The train metadata is saved in metadata/train_metadata.json. The metadata contains a list of dictionaries, each containing the correctness score for each Audio1 signal.

Fields:

  • signal: hash code for the audio filename.
  • original_prompt: original target sentence.
  • prompt: text normalised target sentence (ground truth) used for correctness computation.
  • n_words: number of words in prompts after expanding contractions (see data construction).
  • hearing_loss: Indicating if the signal audio was: not processed (No Loss); has Mild simulated hearing loss; or Moderate simulated hearing loss
  • correctness: Intelligibility score i.e. rate of correctly identified words (the target variable).
  • phoneme_correctness: Intelligibility score in terms of phoneme accuracy. Included only for completeness but not used in CLIP2 challenge.
cadenza_data/clip2/metadata/train_metadata.json
[
{
"signal":"0a0ba7f0820333dbd0eb5668",
"original_prompt":"If you need me you gotta tell me",
"prompt":"if you need me you got to tell me",
"n_words":9,
"correctness":0.6666666667,
"phoneme_correctness":0.7619047619,
"hearing_loss":"No Loss"
}
]

Listener Test Responses

The detail of listener test responses are in metadata/train_responses.json. This file contains a dictionary with the detailed responses of the listener to each Audio1 signal. For the Training set it includes a single response.
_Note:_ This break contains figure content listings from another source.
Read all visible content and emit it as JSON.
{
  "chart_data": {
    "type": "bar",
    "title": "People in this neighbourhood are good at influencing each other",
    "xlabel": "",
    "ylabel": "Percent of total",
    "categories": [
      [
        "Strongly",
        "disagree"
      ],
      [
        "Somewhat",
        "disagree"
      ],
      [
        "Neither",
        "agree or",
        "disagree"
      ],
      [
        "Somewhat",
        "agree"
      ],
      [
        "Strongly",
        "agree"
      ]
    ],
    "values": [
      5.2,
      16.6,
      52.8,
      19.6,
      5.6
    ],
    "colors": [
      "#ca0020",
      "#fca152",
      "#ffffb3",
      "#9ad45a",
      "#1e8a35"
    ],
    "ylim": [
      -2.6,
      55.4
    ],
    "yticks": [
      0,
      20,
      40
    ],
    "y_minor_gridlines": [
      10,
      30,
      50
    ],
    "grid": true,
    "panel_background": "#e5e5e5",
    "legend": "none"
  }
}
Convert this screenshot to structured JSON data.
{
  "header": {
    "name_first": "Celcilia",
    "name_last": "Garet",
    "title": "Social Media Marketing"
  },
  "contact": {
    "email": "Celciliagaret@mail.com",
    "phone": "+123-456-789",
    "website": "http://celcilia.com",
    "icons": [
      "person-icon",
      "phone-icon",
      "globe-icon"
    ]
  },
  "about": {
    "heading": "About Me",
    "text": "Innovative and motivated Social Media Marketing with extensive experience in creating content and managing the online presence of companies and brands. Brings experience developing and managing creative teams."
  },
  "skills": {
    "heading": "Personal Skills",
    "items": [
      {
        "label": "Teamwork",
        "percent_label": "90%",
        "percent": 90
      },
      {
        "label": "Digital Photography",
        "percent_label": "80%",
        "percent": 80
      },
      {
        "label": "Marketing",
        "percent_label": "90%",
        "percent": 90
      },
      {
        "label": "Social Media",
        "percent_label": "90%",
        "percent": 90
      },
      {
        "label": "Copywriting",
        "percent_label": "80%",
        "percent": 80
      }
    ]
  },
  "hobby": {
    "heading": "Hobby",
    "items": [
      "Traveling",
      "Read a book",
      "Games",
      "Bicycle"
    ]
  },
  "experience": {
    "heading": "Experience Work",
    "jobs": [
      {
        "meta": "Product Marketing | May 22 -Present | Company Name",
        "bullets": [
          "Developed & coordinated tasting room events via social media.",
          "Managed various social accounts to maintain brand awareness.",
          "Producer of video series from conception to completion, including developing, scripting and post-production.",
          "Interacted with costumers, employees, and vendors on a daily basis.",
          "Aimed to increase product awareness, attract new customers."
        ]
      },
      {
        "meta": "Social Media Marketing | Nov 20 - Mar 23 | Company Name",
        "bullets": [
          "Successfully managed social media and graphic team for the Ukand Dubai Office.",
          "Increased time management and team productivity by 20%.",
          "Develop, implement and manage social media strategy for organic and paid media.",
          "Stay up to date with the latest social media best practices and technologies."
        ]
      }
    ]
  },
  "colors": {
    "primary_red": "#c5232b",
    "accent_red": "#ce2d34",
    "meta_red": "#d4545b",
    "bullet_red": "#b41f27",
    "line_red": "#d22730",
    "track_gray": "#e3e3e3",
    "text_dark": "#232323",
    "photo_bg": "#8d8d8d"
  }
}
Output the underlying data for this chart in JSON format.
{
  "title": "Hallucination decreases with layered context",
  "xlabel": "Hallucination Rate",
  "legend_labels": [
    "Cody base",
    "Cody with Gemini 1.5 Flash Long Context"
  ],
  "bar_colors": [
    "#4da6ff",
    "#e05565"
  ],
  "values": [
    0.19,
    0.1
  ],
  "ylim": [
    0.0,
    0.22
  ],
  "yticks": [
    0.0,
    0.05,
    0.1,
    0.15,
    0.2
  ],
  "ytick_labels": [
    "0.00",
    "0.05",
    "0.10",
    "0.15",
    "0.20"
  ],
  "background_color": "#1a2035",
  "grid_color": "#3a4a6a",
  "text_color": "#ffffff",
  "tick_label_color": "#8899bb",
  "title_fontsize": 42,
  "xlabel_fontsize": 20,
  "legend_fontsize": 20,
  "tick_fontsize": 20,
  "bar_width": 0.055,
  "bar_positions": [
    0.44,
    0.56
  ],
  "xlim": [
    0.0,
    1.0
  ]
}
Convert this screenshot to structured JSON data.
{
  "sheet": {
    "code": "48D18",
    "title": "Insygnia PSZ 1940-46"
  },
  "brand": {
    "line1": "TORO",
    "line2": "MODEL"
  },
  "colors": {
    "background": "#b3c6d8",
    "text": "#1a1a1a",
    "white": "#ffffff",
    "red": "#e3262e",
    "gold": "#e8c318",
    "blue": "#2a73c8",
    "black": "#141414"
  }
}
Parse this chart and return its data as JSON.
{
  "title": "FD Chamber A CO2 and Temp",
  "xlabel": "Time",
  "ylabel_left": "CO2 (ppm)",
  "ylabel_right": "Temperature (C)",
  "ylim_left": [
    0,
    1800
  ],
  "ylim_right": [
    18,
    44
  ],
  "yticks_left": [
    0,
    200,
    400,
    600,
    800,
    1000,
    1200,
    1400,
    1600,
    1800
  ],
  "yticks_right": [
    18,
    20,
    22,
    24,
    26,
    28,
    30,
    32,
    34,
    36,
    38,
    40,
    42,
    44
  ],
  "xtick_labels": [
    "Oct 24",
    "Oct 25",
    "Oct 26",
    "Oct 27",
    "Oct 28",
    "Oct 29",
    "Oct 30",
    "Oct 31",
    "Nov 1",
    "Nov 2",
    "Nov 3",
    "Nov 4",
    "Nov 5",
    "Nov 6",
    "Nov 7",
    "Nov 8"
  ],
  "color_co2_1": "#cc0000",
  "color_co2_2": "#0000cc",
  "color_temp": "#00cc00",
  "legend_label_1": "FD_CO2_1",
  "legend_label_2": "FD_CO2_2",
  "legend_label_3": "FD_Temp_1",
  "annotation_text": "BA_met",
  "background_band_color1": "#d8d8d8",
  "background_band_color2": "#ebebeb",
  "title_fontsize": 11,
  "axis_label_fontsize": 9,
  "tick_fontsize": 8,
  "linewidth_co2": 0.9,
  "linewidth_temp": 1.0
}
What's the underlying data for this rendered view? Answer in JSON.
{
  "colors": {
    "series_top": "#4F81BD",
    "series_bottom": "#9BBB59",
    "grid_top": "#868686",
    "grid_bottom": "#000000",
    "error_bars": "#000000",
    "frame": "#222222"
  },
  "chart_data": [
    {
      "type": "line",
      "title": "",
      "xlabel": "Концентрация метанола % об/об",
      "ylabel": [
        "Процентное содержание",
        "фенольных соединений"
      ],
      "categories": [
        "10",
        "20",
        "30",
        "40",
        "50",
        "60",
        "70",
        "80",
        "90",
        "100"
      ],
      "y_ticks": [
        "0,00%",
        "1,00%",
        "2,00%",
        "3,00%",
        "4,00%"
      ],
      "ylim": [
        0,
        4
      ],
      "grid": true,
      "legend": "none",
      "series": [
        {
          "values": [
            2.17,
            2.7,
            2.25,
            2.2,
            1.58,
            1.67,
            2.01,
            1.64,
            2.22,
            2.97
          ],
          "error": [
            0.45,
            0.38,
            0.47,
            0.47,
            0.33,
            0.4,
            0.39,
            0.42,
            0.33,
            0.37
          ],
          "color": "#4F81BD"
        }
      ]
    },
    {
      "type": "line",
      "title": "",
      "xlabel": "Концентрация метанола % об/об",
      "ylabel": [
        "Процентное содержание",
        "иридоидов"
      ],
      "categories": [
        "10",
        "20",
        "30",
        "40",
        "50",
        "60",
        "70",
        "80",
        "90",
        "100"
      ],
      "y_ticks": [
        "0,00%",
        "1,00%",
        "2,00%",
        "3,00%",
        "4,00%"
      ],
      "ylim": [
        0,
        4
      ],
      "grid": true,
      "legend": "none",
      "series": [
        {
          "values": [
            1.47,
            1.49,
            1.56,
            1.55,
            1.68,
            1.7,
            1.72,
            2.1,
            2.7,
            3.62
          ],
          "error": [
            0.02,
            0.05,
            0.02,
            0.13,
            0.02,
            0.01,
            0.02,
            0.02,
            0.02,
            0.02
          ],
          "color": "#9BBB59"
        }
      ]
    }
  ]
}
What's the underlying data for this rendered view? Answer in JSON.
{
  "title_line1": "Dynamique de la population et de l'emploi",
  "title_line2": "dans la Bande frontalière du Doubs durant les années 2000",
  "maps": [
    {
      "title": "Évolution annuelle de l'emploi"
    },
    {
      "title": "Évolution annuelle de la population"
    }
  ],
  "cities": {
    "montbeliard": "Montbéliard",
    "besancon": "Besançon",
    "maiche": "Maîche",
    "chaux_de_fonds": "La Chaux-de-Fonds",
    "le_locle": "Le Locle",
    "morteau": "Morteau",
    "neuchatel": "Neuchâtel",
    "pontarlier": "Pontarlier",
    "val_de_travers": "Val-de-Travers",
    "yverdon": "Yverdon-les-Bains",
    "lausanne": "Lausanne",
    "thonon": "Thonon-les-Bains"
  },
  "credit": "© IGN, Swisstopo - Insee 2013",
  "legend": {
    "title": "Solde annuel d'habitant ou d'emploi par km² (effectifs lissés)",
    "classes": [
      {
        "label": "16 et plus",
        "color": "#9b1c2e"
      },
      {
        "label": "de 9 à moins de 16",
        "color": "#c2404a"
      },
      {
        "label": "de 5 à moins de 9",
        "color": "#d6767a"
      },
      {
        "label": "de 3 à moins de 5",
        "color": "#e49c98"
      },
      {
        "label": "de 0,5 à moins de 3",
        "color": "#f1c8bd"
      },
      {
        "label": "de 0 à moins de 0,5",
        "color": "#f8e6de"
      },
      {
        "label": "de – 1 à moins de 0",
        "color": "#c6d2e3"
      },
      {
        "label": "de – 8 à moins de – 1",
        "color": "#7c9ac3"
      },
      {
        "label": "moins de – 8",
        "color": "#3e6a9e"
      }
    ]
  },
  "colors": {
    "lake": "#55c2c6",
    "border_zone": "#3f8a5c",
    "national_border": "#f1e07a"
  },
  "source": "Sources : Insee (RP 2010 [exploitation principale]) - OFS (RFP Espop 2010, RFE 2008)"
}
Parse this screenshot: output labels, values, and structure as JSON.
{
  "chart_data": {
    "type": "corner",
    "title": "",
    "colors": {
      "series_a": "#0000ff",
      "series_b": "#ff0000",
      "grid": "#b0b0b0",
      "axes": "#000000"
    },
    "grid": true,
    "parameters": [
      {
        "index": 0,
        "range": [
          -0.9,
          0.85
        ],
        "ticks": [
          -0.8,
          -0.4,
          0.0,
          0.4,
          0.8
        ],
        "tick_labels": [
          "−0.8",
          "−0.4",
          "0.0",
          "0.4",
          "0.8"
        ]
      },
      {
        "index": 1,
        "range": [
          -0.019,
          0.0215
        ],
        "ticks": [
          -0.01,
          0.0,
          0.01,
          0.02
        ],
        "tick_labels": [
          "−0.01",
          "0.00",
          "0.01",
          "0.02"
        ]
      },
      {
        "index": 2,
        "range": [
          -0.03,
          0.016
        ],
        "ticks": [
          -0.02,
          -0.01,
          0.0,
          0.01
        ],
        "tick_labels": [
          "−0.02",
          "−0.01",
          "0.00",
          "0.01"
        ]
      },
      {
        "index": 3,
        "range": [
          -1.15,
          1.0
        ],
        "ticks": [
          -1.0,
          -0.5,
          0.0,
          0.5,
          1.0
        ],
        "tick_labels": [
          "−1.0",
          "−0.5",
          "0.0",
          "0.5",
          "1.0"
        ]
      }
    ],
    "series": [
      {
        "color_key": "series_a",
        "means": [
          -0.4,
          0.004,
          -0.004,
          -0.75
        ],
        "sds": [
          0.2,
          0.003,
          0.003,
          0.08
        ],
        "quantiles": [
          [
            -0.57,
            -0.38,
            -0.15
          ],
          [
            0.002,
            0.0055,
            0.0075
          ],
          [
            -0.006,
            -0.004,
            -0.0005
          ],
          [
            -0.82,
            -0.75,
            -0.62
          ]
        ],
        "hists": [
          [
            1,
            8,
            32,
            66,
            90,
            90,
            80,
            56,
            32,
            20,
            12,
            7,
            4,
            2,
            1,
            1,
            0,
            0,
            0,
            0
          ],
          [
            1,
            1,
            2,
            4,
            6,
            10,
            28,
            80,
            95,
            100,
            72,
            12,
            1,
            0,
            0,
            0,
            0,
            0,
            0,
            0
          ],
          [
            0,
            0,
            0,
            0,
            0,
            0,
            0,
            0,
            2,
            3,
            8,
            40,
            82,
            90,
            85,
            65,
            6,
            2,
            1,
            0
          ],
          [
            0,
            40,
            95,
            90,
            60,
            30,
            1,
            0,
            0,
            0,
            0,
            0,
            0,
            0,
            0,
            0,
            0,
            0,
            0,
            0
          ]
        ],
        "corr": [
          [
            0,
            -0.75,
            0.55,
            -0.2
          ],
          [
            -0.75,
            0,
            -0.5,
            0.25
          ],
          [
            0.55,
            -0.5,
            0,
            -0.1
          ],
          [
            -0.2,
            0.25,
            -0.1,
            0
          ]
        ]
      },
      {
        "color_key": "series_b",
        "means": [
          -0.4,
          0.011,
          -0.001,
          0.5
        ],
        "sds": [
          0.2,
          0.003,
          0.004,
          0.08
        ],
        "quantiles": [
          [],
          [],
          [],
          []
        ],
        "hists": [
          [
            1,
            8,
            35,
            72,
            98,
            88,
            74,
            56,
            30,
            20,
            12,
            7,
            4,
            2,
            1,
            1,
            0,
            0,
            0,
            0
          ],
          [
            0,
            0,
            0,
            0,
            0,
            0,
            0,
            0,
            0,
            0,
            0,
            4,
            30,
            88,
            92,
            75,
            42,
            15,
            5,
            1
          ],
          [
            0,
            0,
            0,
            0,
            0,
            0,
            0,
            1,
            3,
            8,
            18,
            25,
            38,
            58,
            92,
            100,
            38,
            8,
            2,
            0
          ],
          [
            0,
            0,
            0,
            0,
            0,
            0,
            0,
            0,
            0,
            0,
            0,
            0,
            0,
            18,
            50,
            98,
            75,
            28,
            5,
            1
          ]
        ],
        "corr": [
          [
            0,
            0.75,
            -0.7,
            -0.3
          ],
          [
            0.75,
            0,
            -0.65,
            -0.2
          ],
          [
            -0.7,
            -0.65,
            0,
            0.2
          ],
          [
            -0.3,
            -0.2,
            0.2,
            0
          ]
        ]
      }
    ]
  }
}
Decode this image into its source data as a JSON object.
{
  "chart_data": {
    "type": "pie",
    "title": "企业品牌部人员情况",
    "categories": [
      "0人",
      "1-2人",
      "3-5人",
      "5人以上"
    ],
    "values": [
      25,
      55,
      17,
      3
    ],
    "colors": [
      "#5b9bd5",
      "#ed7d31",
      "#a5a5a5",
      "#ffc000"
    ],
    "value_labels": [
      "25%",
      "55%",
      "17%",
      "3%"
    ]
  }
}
And, for the validation and evaluation sets, it includes all three responses used for computing the average correctness.

Field:

  • response_id: An indication if corresponds to Score1/Score2/score3 for that sample
  • original_response: Response as typed by the listener test participant
  • response: Response after text normalization.
  • hits: the number of correctly identified words
  • correctness: the correctness score for that response
  • phoneme_hits: the number of correctly identified phonemes
  • phoneme_correctness: the correctness score for that response in terms of phoneme accuracy.
cadenza_data/clip2/metadata/train_responses.json
{
"0a0ba7f0820333dbd0eb5668": [
{
"response_id": "Score1",
"original_response": "if you feel it, you gotta tell them",
"response": "if you feel it you got to tell them",
"hits": 6,
"correctness": 0.6666666666666666,
"phoneme_hits": 16,
"phoneme_correctness": 0.7619047619047619
}
]
}

Validation/Evaluation Metadata

The validation and evaluation metadata are saved in metadata/valid_metadata.json and metadata/eval_metadata.json, respectably. The metadata contains a list of dictionaries, each representing the listener's response to each Audio1 signal.

Fields:

  • signal: name of signal to predict intelligibility from.
  • original_prompt: original target sentence.
  • prompt: text normalised target sentence (ground truth) used for correctness computation.
  • n_words: number of words in prompts after expanding contractions.
  • hearing_loss: Indicating if the signal audio was: not processed (No Loss); has Mild simulated hearing loss; or Moderate simulated hearing loss
cadenza_data/clip2/metadata/valid_metadata.json
[
{
"signal":"0a0756cfefa6cf78a85ee3f3",
"original_prompt":"My world begins with you",
"prompt":"my world begins with you",
"n_words":5,
"hearing_loss":"Mild"
}
]
Note

Correctness scores and responses are not available for the validation and evaluation set. Please read how to score the validation set in the Leaderboad webpage.